Cevenini ha lasciato un biglietto d’addio, al vaglio degli inquirenti insieme ad altro materiale presente nella stanza. Il testo, senza un destinatario preciso, recita: “pensate a mia moglie e a mia figlia“.
I primi a notare il corpo del consigliere, questa mattina, sono stati alcuni impiegati e una guardia giurata, dalle finestre del secondo piano. La prima chiamata al 118 è arrivata alle 7,47. Per gli inquirenti si è suicidato durante la notte, perché ieri aveva partecipato alla seduta dell’Assemblea legislativa e la sua smart bianca con le bande rossoblù stamattina è stata trovata nel parcheggio sotterraneo di viale Aldo Moro, ma senza che fosse registrato alcun ingresso.

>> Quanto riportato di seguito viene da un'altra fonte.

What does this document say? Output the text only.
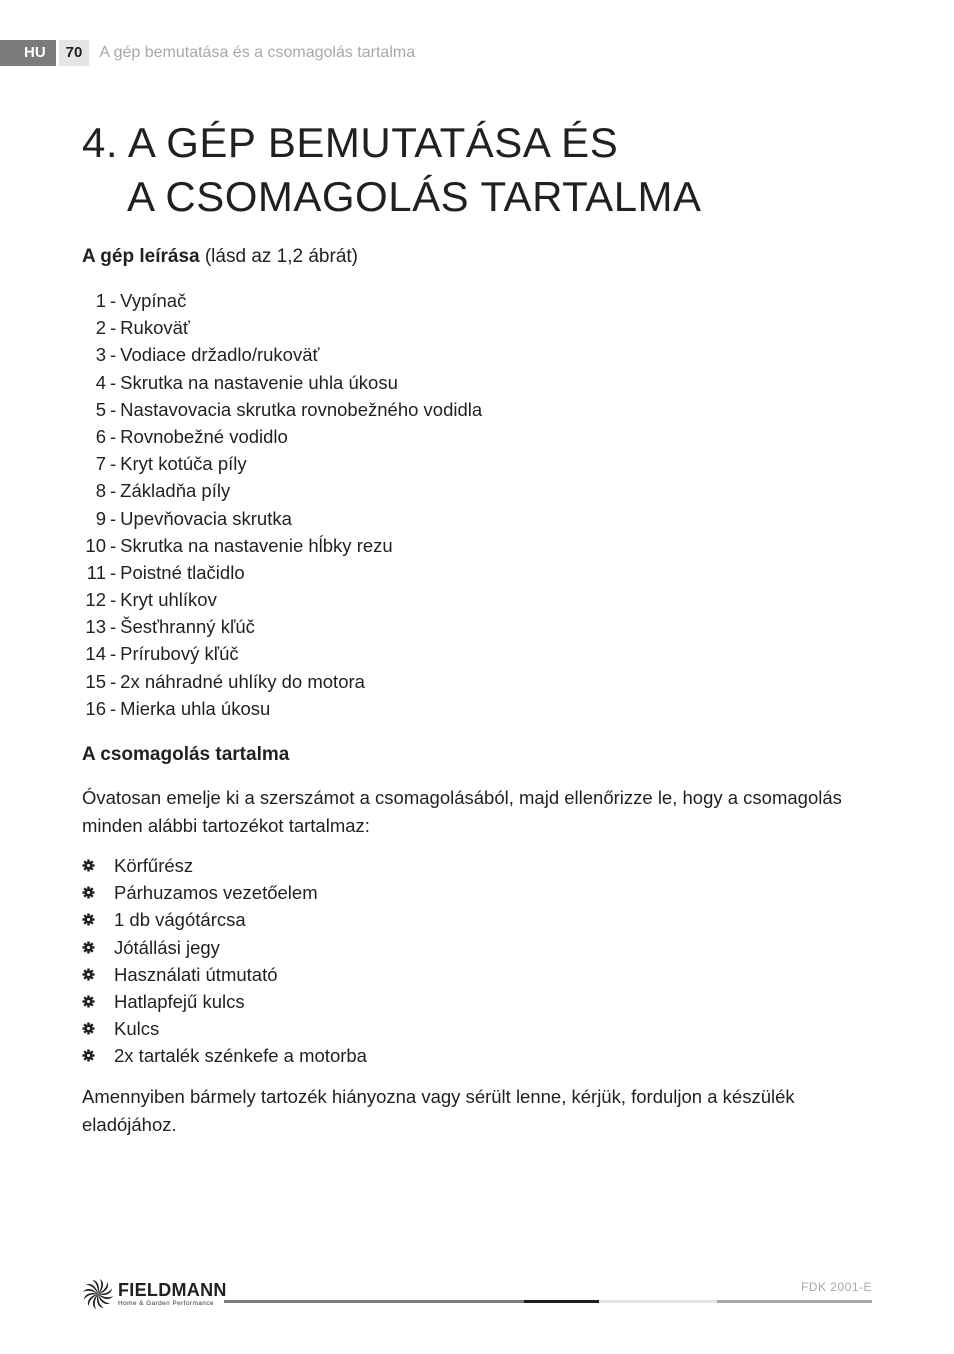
HU	70	A gép bemutatása és a csomagolás tartalma
4. A GÉP BEMUTATÁSA ÉS
A CSOMAGOLÁS TARTALMA
A gép leírása (lásd az 1,2 ábrát)
1 - Vypínač
2 - Rukoväť
3 - Vodiace držadlo/rukoväť
4 - Skrutka na nastavenie uhla úkosu
5 - Nastavovacia skrutka rovnobežného vodidla
6 - Rovnobežné vodidlo
7 - Kryt kotúča píly
8 - Základňa píly
9 - Upevňovacia skrutka
10 - Skrutka na nastavenie hĺbky rezu
11 - Poistné tlačidlo
12 - Kryt uhlíkov
13 - Šesťhranný kľúč
14 - Prírubový kľúč
15 - 2x náhradné uhlíky do motora
16 - Mierka uhla úkosu
A csomagolás tartalma

Óvatosan emelje ki a szerszámot a csomagolásából, majd ellenőrizze le, hogy a csomagolás minden alábbi tartozékot tartalmaz:

Körfűrész
Párhuzamos vezetőelem
1 db vágótárcsa
Jótállási jegy
Használati útmutató
Hatlapfejű kulcs
Kulcs
2x tartalék szénkefe a motorba

Amennyiben bármely tartozék hiányozna vagy sérült lenne, kérjük, forduljon a készülék eladójához.

FIELDMANN
Home & Garden Performance
FDK 2001-E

L’ipotesi è che abbia compiuto il gesto verso le 21 perché a quell’ora una guardia giurata ha riferito di aver sentito un tonfo, di aver controllato che cos’era accaduto al piano terra ma di non aver notato nulla di strano. Più o meno alla stessa ora, alle 21, aveva ricevuto la telefonata di un giornalista sportivo che gli chiedeva se fosse in arrivo alla festa dei club rossoblù, dove lo aspettavano a presiedere una lotteria. Da quel momento in poi Cevenini nonha più risposto al telefono.

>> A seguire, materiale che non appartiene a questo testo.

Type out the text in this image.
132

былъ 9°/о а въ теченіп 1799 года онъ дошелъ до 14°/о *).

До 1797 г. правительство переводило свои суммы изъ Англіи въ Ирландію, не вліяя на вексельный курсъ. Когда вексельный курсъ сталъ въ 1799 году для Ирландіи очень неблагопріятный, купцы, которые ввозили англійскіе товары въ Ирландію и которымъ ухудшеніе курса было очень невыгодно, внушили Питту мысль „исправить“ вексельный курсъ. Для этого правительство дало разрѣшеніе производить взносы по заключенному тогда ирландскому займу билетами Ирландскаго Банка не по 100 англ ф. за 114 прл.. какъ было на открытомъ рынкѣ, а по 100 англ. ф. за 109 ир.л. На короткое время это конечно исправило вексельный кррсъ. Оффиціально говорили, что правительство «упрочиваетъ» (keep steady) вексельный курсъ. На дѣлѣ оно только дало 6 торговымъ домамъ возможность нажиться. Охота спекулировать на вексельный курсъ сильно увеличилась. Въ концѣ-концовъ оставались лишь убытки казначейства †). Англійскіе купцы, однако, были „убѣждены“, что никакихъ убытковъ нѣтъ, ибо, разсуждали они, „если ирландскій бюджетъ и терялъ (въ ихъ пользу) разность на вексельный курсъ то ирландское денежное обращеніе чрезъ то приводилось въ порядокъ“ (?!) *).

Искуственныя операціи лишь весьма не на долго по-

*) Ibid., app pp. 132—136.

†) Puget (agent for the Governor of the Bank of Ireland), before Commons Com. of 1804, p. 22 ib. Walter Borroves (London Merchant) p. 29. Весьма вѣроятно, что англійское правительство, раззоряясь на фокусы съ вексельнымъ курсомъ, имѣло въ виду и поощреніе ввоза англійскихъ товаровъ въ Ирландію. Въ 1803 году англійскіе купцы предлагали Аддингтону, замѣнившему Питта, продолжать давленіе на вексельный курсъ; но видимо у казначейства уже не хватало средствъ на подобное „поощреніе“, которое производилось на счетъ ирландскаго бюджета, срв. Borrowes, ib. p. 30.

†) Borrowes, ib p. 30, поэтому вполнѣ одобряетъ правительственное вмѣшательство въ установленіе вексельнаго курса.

Tra i testimoni ascoltati dagli inquirenti per fare luce sul tragico gesto sono stati sentiti anche i medici che seguivano la salute del ‘Cev’. Da tutte queste audizioni, è emerso un quadro di pesante depressione in cui Cevenini era caduto da molto tempo. I familiari avrebbero confermato che assumeva farmaci antidepressivi, un supporto iniziato dopo l’attacco ischemico avuto nell’ottobre 2010.
Da allora, Cevenini si sottoponeva anche a check-up periodici a Villalba. Pare che negli ultimi tempi si fosse aggravato il suo deficit alla vista. Per il momento, al di là del biglietto trovato sulla sua scrivania con un riferimento alla moglie e alla figlia, non e’ stato trovato nessun altro scritto di pugno del ‘Cev’. Nei prossimi giorni qualcosa potrebbe emergere dai computer o dai telefoni cellulari, ora al vaglio degli inquirenti.
Giovedì avverrà il riconoscimento del corpo da parte dei familiari, forse non ci sarà una vera e propria autopsia ma una visita esterna della salma da parte del medico legale.
Il Bologna calcio, in lutto, ha annullato la festa organizzata per celebrare la stagione a Casteldebole. Tifoso rossoblù, anche domenica scorsa Cevenini era al Dall’Ara per sostenere la sua squadra del cuore. Fino alla settimana scorsa era stato presidente pro tempore dell’associazione dei tifosi, che poi ha eletto un altro presidente.